Add-ons/Future of Bootstrap
Third party add-ons can only be a WebExtension. However "internal" Mozilla add-ons can be bootstrapped with special signing. We intend to remove bootstrapped add-ons completely from the Firefox ecosystem.
See Internal Signing for information on this internal signing process.
Bootstrapped add-ons represent use of a legacy technology. The tools and paths are becoming increasingly deprecated and broken. Bootstrapped add-ons can easily be broken every release and make updating Firefox harder.
Mozilla should use, as much as possible, the same tools as everyone else.

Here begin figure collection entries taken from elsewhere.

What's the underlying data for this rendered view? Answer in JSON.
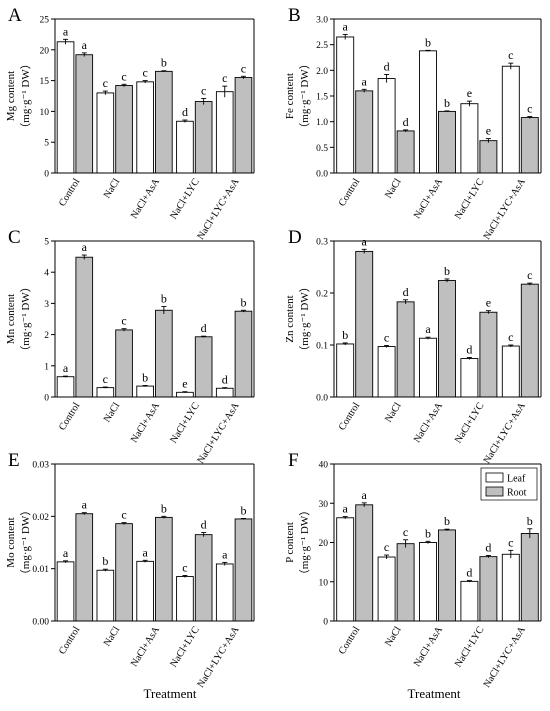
{
  "x_axis_title": "Treatment",
  "legend": {
    "items": [
      "Leaf",
      "Root"
    ],
    "colors": [
      "#ffffff",
      "#bfbfbf"
    ]
  },
  "colors": {
    "leaf": "#ffffff",
    "root": "#bfbfbf",
    "axis": "#000000"
  },
  "chart_data": [
    {
      "type": "bar",
      "panel_label": "A",
      "ylabel_lines": [
        "Mg content",
        "（mg·g⁻¹ DW）"
      ],
      "categories": [
        "Control",
        "NaCl",
        "NaCl+AsA",
        "NaCl+LYC",
        "NaCl+LYC+AsA"
      ],
      "series": [
        {
          "name": "Leaf",
          "values": [
            21.3,
            13.0,
            14.8,
            8.4,
            13.2
          ],
          "errors": [
            0.4,
            0.3,
            0.2,
            0.2,
            0.9
          ],
          "letters": [
            "a",
            "c",
            "c",
            "d",
            "c"
          ]
        },
        {
          "name": "Root",
          "values": [
            19.2,
            14.2,
            16.5,
            11.6,
            15.5
          ],
          "errors": [
            0.3,
            0.2,
            0.1,
            0.5,
            0.2
          ],
          "letters": [
            "a",
            "c",
            "b",
            "c",
            "c"
          ]
        }
      ],
      "ylim": [
        0,
        25
      ],
      "yticks": [
        0,
        5,
        10,
        15,
        20,
        25
      ],
      "ytick_labels": [
        "0",
        "5",
        "10",
        "15",
        "20",
        "25"
      ]
    },
    {
      "type": "bar",
      "panel_label": "B",
      "ylabel_lines": [
        "Fe content",
        "（mg·g⁻¹ DW）"
      ],
      "categories": [
        "Control",
        "NaCl",
        "NaCl+AsA",
        "NaCl+LYC",
        "NaCl+LYC+AsA"
      ],
      "series": [
        {
          "name": "Leaf",
          "values": [
            2.65,
            1.84,
            2.38,
            1.35,
            2.08
          ],
          "errors": [
            0.05,
            0.08,
            0.01,
            0.05,
            0.06
          ],
          "letters": [
            "a",
            "d",
            "b",
            "e",
            "c"
          ]
        },
        {
          "name": "Root",
          "values": [
            1.6,
            0.82,
            1.2,
            0.63,
            1.08
          ],
          "errors": [
            0.03,
            0.02,
            0.01,
            0.04,
            0.02
          ],
          "letters": [
            "a",
            "d",
            "b",
            "e",
            "c"
          ]
        }
      ],
      "ylim": [
        0,
        3.0
      ],
      "yticks": [
        0,
        0.5,
        1.0,
        1.5,
        2.0,
        2.5,
        3.0
      ],
      "ytick_labels": [
        "0.0",
        "0.5",
        "1.0",
        "1.5",
        "2.0",
        "2.5",
        "3.0"
      ]
    },
    {
      "type": "bar",
      "panel_label": "C",
      "ylabel_lines": [
        "Mn content",
        "（mg·g⁻¹ DW）"
      ],
      "categories": [
        "Control",
        "NaCl",
        "NaCl+AsA",
        "NaCl+LYC",
        "NaCl+LYC+AsA"
      ],
      "series": [
        {
          "name": "Leaf",
          "values": [
            0.65,
            0.3,
            0.35,
            0.15,
            0.28
          ],
          "errors": [
            0.02,
            0.02,
            0.02,
            0.02,
            0.02
          ],
          "letters": [
            "a",
            "c",
            "b",
            "e",
            "d"
          ]
        },
        {
          "name": "Root",
          "values": [
            4.48,
            2.15,
            2.78,
            1.93,
            2.75
          ],
          "errors": [
            0.07,
            0.04,
            0.12,
            0.02,
            0.03
          ],
          "letters": [
            "a",
            "c",
            "b",
            "d",
            "b"
          ]
        }
      ],
      "ylim": [
        0,
        5
      ],
      "yticks": [
        0,
        1,
        2,
        3,
        4,
        5
      ],
      "ytick_labels": [
        "0",
        "1",
        "2",
        "3",
        "4",
        "5"
      ]
    },
    {
      "type": "bar",
      "panel_label": "D",
      "ylabel_lines": [
        "Zn content",
        "（mg·g⁻¹ DW）"
      ],
      "categories": [
        "Control",
        "NaCl",
        "NaCl+AsA",
        "NaCl+LYC",
        "NaCl+LYC+AsA"
      ],
      "series": [
        {
          "name": "Leaf",
          "values": [
            0.102,
            0.097,
            0.113,
            0.074,
            0.098
          ],
          "errors": [
            0.002,
            0.002,
            0.002,
            0.002,
            0.002
          ],
          "letters": [
            "b",
            "c",
            "a",
            "d",
            "c"
          ]
        },
        {
          "name": "Root",
          "values": [
            0.28,
            0.183,
            0.224,
            0.163,
            0.217
          ],
          "errors": [
            0.004,
            0.004,
            0.003,
            0.003,
            0.002
          ],
          "letters": [
            "a",
            "d",
            "b",
            "e",
            "c"
          ]
        }
      ],
      "ylim": [
        0,
        0.3
      ],
      "yticks": [
        0,
        0.1,
        0.2,
        0.3
      ],
      "ytick_labels": [
        "0.0",
        "0.1",
        "0.2",
        "0.3"
      ]
    },
    {
      "type": "bar",
      "panel_label": "E",
      "ylabel_lines": [
        "Mo content",
        "（mg·g⁻¹ DW）"
      ],
      "categories": [
        "Control",
        "NaCl",
        "NaCl+AsA",
        "NaCl+LYC",
        "NaCl+LYC+AsA"
      ],
      "series": [
        {
          "name": "Leaf",
          "values": [
            0.0113,
            0.0097,
            0.0114,
            0.0085,
            0.0109
          ],
          "errors": [
            0.0002,
            0.0002,
            0.0002,
            0.0002,
            0.0003
          ],
          "letters": [
            "a",
            "b",
            "a",
            "c",
            "a"
          ]
        },
        {
          "name": "Root",
          "values": [
            0.0205,
            0.0186,
            0.0198,
            0.0165,
            0.0195
          ],
          "errors": [
            0.0002,
            0.0002,
            0.0002,
            0.0004,
            0.0001
          ],
          "letters": [
            "a",
            "c",
            "b",
            "d",
            "b"
          ]
        }
      ],
      "ylim": [
        0,
        0.03
      ],
      "yticks": [
        0,
        0.01,
        0.02,
        0.03
      ],
      "ytick_labels": [
        "0.00",
        "0.01",
        "0.02",
        "0.03"
      ]
    },
    {
      "type": "bar",
      "panel_label": "F",
      "ylabel_lines": [
        "P content",
        "（mg·g⁻¹ DW）"
      ],
      "categories": [
        "Control",
        "NaCl",
        "NaCl+AsA",
        "NaCl+LYC",
        "NaCl+LYC+AsA"
      ],
      "series": [
        {
          "name": "Leaf",
          "values": [
            26.3,
            16.3,
            20.0,
            10.1,
            17.0
          ],
          "errors": [
            0.3,
            0.5,
            0.3,
            0.2,
            1.0
          ],
          "letters": [
            "a",
            "c",
            "b",
            "d",
            "c"
          ]
        },
        {
          "name": "Root",
          "values": [
            29.6,
            19.7,
            23.2,
            16.4,
            22.3
          ],
          "errors": [
            0.5,
            1.0,
            0.2,
            0.3,
            1.2
          ],
          "letters": [
            "a",
            "c",
            "b",
            "d",
            "b"
          ]
        }
      ],
      "ylim": [
        0,
        40
      ],
      "yticks": [
        0,
        10,
        20,
        30,
        40
      ],
      "ytick_labels": [
        "0",
        "10",
        "20",
        "30",
        "40"
      ],
      "show_legend": true
    }
  ]
}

This will drive WebExtensions forward for third party and internal consumers.
Working with the teams that have bootstrapped add-ons we'll do one of the following, depending upon what makes the most sense:
- Move the custom code into Firefox.
- Move the custom code into a WebExtension Experiment bundled with the WebExtension 1364976.

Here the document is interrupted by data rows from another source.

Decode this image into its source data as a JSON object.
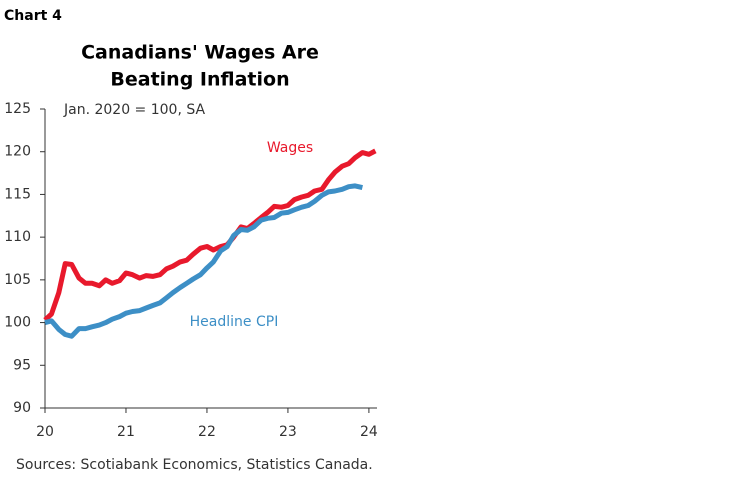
{
  "chart_label": "Chart 4",
  "chart_data": {
    "type": "line",
    "title": [
      "Canadians' Wages Are",
      "Beating Inflation"
    ],
    "subtitle": "Jan. 2020 = 100, SA",
    "source": "Sources: Scotiabank Economics, Statistics Canada.",
    "x": [
      20,
      20.08,
      20.17,
      20.25,
      20.33,
      20.42,
      20.5,
      20.58,
      20.67,
      20.75,
      20.83,
      20.92,
      21,
      21.08,
      21.17,
      21.25,
      21.33,
      21.42,
      21.5,
      21.58,
      21.67,
      21.75,
      21.83,
      21.92,
      22,
      22.08,
      22.17,
      22.25,
      22.33,
      22.42,
      22.5,
      22.58,
      22.67,
      22.75,
      22.83,
      22.92,
      23,
      23.08,
      23.17,
      23.25,
      23.33,
      23.42,
      23.5,
      23.58,
      23.67,
      23.75,
      23.83,
      23.92,
      24,
      24.08
    ],
    "series": [
      {
        "name": "Wages",
        "color": "#e8192c",
        "values": [
          100.3,
          101,
          103.5,
          106.9,
          106.8,
          105.2,
          104.6,
          104.6,
          104.3,
          105,
          104.6,
          104.9,
          105.8,
          105.6,
          105.2,
          105.5,
          105.4,
          105.6,
          106.3,
          106.6,
          107.1,
          107.3,
          108,
          108.7,
          108.9,
          108.5,
          108.9,
          109.1,
          110,
          111.2,
          111,
          111.6,
          112.3,
          112.9,
          113.6,
          113.5,
          113.7,
          114.4,
          114.7,
          114.9,
          115.4,
          115.6,
          116.7,
          117.6,
          118.3,
          118.6,
          119.3,
          119.9,
          119.7,
          120.1
        ]
      },
      {
        "name": "Headline CPI",
        "color": "#3d8fc6",
        "values": [
          100,
          100.2,
          99.2,
          98.6,
          98.4,
          99.3,
          99.3,
          99.5,
          99.7,
          100,
          100.4,
          100.7,
          101.1,
          101.3,
          101.4,
          101.7,
          102,
          102.3,
          102.9,
          103.5,
          104.1,
          104.6,
          105.1,
          105.6,
          106.4,
          107.1,
          108.4,
          108.9,
          110.2,
          110.9,
          110.8,
          111.2,
          112,
          112.2,
          112.3,
          112.8,
          112.9,
          113.2,
          113.5,
          113.7,
          114.2,
          114.9,
          115.3,
          115.4,
          115.6,
          115.9,
          116,
          115.8,
          null,
          null
        ]
      }
    ],
    "xlim": [
      20,
      24.1
    ],
    "xticks": [
      20,
      21,
      22,
      23,
      24
    ],
    "ylim": [
      90,
      125
    ],
    "yticks": [
      90,
      95,
      100,
      105,
      110,
      115,
      120,
      125
    ],
    "grid": false
  }
}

- Move the custom code into Firefox as a WebExtension API.
- Move the custom code into Firefox as a WebExtension API available only to Mozilla 1280235.
A working group has been established to work on this and we'll be sending out some documentation and plans shortly.

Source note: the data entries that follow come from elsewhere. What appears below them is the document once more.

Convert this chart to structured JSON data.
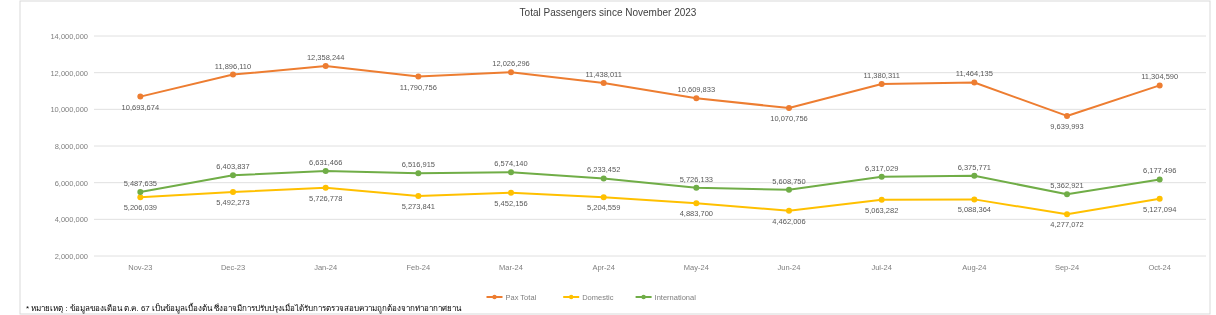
{
  "chart_data": {
    "type": "line",
    "title": "Total Passengers since November 2023",
    "categories": [
      "Nov-23",
      "Dec-23",
      "Jan-24",
      "Feb-24",
      "Mar-24",
      "Apr-24",
      "May-24",
      "Jun-24",
      "Jul-24",
      "Aug-24",
      "Sep-24",
      "Oct-24"
    ],
    "series": [
      {
        "name": "Pax Total",
        "color": "#ed7d31",
        "values": [
          10693674,
          11896110,
          12358244,
          11790756,
          12026296,
          11438011,
          10609833,
          10070756,
          11380311,
          11464135,
          9639993,
          11304590
        ],
        "value_labels": [
          "10,693,674",
          "11,896,110",
          "12,358,244",
          "11,790,756",
          "12,026,296",
          "11,438,011",
          "10,609,833",
          "10,070,756",
          "11,380,311",
          "11,464,135",
          "9,639,993",
          "11,304,590"
        ]
      },
      {
        "name": "Domestic",
        "color": "#ffc000",
        "values": [
          5206039,
          5492273,
          5726778,
          5273841,
          5452156,
          5204559,
          4883700,
          4462006,
          5063282,
          5088364,
          4277072,
          5127094
        ],
        "value_labels": [
          "5,206,039",
          "5,492,273",
          "5,726,778",
          "5,273,841",
          "5,452,156",
          "5,204,559",
          "4,883,700",
          "4,462,006",
          "5,063,282",
          "5,088,364",
          "4,277,072",
          "5,127,094"
        ]
      },
      {
        "name": "International",
        "color": "#70ad47",
        "values": [
          5487635,
          6403837,
          6631466,
          6516915,
          6574140,
          6233452,
          5726133,
          5608750,
          6317029,
          6375771,
          5362921,
          6177496
        ],
        "value_labels": [
          "5,487,635",
          "6,403,837",
          "6,631,466",
          "6,516,915",
          "6,574,140",
          "6,233,452",
          "5,726,133",
          "5,608,750",
          "6,317,029",
          "6,375,771",
          "5,362,921",
          "6,177,496"
        ]
      }
    ],
    "ylim": [
      2000000,
      14000000
    ],
    "yticks": [
      {
        "value": 2000000,
        "label": "2,000,000"
      },
      {
        "value": 4000000,
        "label": "4,000,000"
      },
      {
        "value": 6000000,
        "label": "6,000,000"
      },
      {
        "value": 8000000,
        "label": "8,000,000"
      },
      {
        "value": 10000000,
        "label": "10,000,000"
      },
      {
        "value": 12000000,
        "label": "12,000,000"
      },
      {
        "value": 14000000,
        "label": "14,000,000"
      }
    ],
    "grid": "y",
    "legend": "bottom",
    "marker": "circle",
    "line_style": "solid",
    "annotations": [
      "* หมายเหตุ : ข้อมูลของเดือน ต.ค. 67 เป็นข้อมูลเบื้องต้น ซึ่งอาจมีการปรับปรุงเมื่อได้รับการตรวจสอบความถูกต้องจากท่าอากาศยาน"
    ]
  }
}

Other changes in Firefox have the potential to break bootstrapped extensions. This page is meant to document some of the problems that authors of bootstrapped extensions should be aware of.
- Tightened content process sandbox: The sandbox for web content processes now prevents these processes from reading from the filesystem outside of the profile. As a result, if you use temporary installation (i.e., the "Load Temporary Add-on" button in about:debugging) and your extension loads anything from a resource: URL in a content process, this will break. Possible workarounds include relaxing the sandboxing restrictions by setting the "security.sandbox.content.level" preference, installing the extension into the profile during development, or restructuring the extension to communicate with content processes via message managers.
- Changes to internal interfaces: We previously took care not to change XPCOM interfaces that might be used by extensions. With extension no longer able to access Components directly, internal interfaces may change at any time. If your extension is not covered by tests that run in automation, be aware that it may be broken by internal changes at any time. Similarly, there is an active effort to remove XBL bindings, an extension that uses XUL+XBL is at risk of having XBL bindings disappear at any moment.